Another thematic section considers the working conditions of the two artists: Cameron moved from a portrait studio at the V&A, to do most of her work in a cleaned-up chicken coop in Freshwater on the Isle of Wight. (If you’re wondering about the fate of the animals, Cameron wrote: “The chickens were freed, I hope and believe they don’t eat them.”) Woodman is known for her ominous, industrial interiors for many of her self-portraits – stripped wooden floors and huge windows, you can’t look at them now and not think about her suicide in 1981, aged 22. Both of them also photographed outdoors, trying to connect with nature. Two photographs of Woodman taken in Antella, Tuscany in 1978 are thrilling – the ruins of a building with a hole punched in the sky; in another her body is engulfed by a tangled mass that descends from above. They are reminiscent of Graciela Iturbide’s supernatural shots of Mexico of the same time. Here is a glimpse of the artist Woodman could have been.

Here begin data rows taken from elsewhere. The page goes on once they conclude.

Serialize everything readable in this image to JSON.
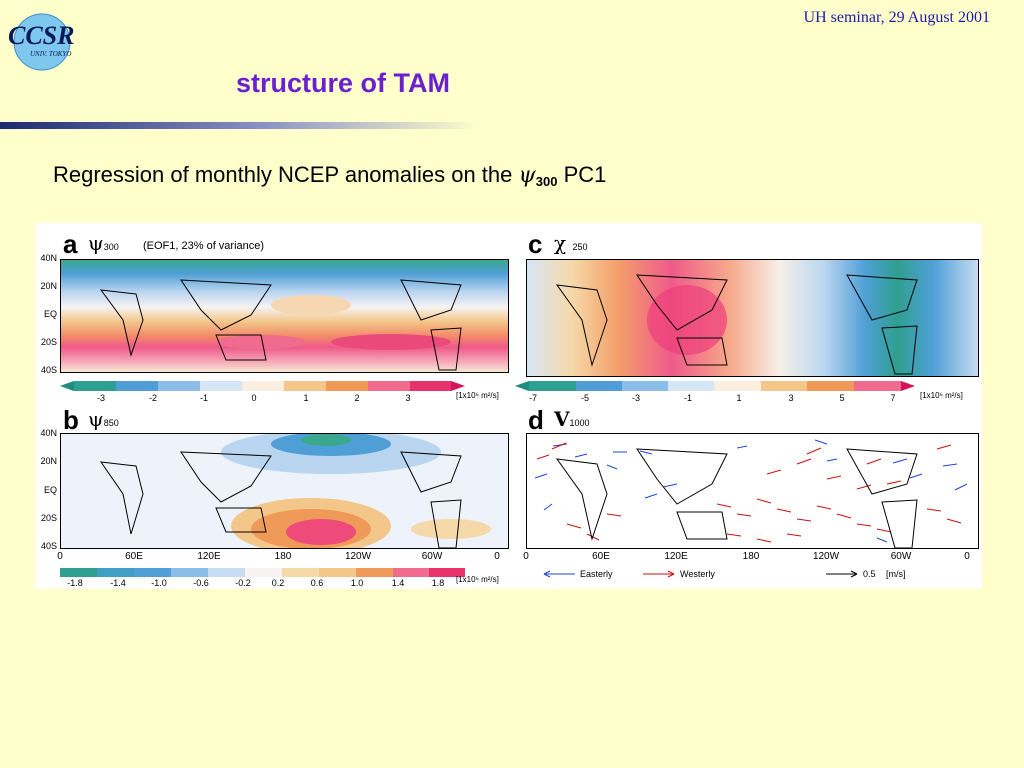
{
  "header": {
    "logo_text": "CCSR",
    "logo_subtext": "UNIV. TOKYO",
    "event": "UH seminar, 29 August 2001"
  },
  "slide": {
    "title": "structure of TAM",
    "subtitle_prefix": "Regression of monthly NCEP anomalies on the ",
    "subtitle_psi": "ψ",
    "subtitle_sub": "300",
    "subtitle_suffix": " PC1"
  },
  "figure": {
    "lat_labels": [
      "40N",
      "20N",
      "EQ",
      "20S",
      "40S"
    ],
    "lon_labels": [
      "0",
      "60E",
      "120E",
      "180",
      "120W",
      "60W",
      "0"
    ],
    "panel_a": {
      "letter": "a",
      "var": "ψ",
      "sub": "300",
      "note": "(EOF1, 23% of variance)",
      "ticks": [
        "-3",
        "-2",
        "-1",
        "0",
        "1",
        "2",
        "3"
      ],
      "unit": "[1x10⁶ m²/s]"
    },
    "panel_b": {
      "letter": "b",
      "var": "ψ",
      "sub": "850",
      "ticks": [
        "-1.8",
        "-1.4",
        "-1.0",
        "-0.6",
        "-0.2",
        "0.2",
        "0.6",
        "1.0",
        "1.4",
        "1.8"
      ],
      "unit": "[1x10⁶ m²/s]"
    },
    "panel_c": {
      "letter": "c",
      "var": "χ",
      "sub": "250",
      "ticks": [
        "-7",
        "-5",
        "-3",
        "-1",
        "1",
        "3",
        "5",
        "7"
      ],
      "unit": "[1x10⁶ m²/s]"
    },
    "panel_d": {
      "letter": "d",
      "var": "V",
      "sub": "1000",
      "easterly": "Easterly",
      "westerly": "Westerly",
      "ref_value": "0.5",
      "ref_unit": "[m/s]"
    }
  },
  "colors": {
    "background": "#ffffcc",
    "title": "#6a1fd0",
    "header_text": "#1a1aa8",
    "easterly_vector": "#2244dd",
    "westerly_vector": "#cc1111"
  }
}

It is also a relief from the onslaught of beauty, which becomes intense and obsessive after a while in this exhibition. The prints themselves are over the top, but every artist now becomes a chaser and re-arrangement of tired ideas of ideal feminine beauty. Neither artist represented the world or their time – these portraits are personal images, vague models of feminine beauty as they saw and experienced it.

Smoky, hazy picture after picture of chimerical women, the show begins to leave you in the light-headed reverie it promises. Then it ends in a room known as Fragmentary Men – some of Cameron’s most famous portraits, and some of Woodman’s least known. This room is very welcome, an opportunity to examine and present these male figures – friends, lovers and acquaintances of the artists – to the public.

Both also seem to be breaking away from the tropes and traditions of portraiture; Cameron and Woodman establish their own language to look at here. On the other hand, the portraits of men suggest that we are all held back by the way we look at women and what we look for in them.

As the title suggests – these are portraits in which we are to dream; get lost and then maybe find ourselves in. But like nocturnal weapons, the images quickly disappeared from my mind when I left the gallery. Waking up left me slightly irritated and with a horrible feeling that I was wrong.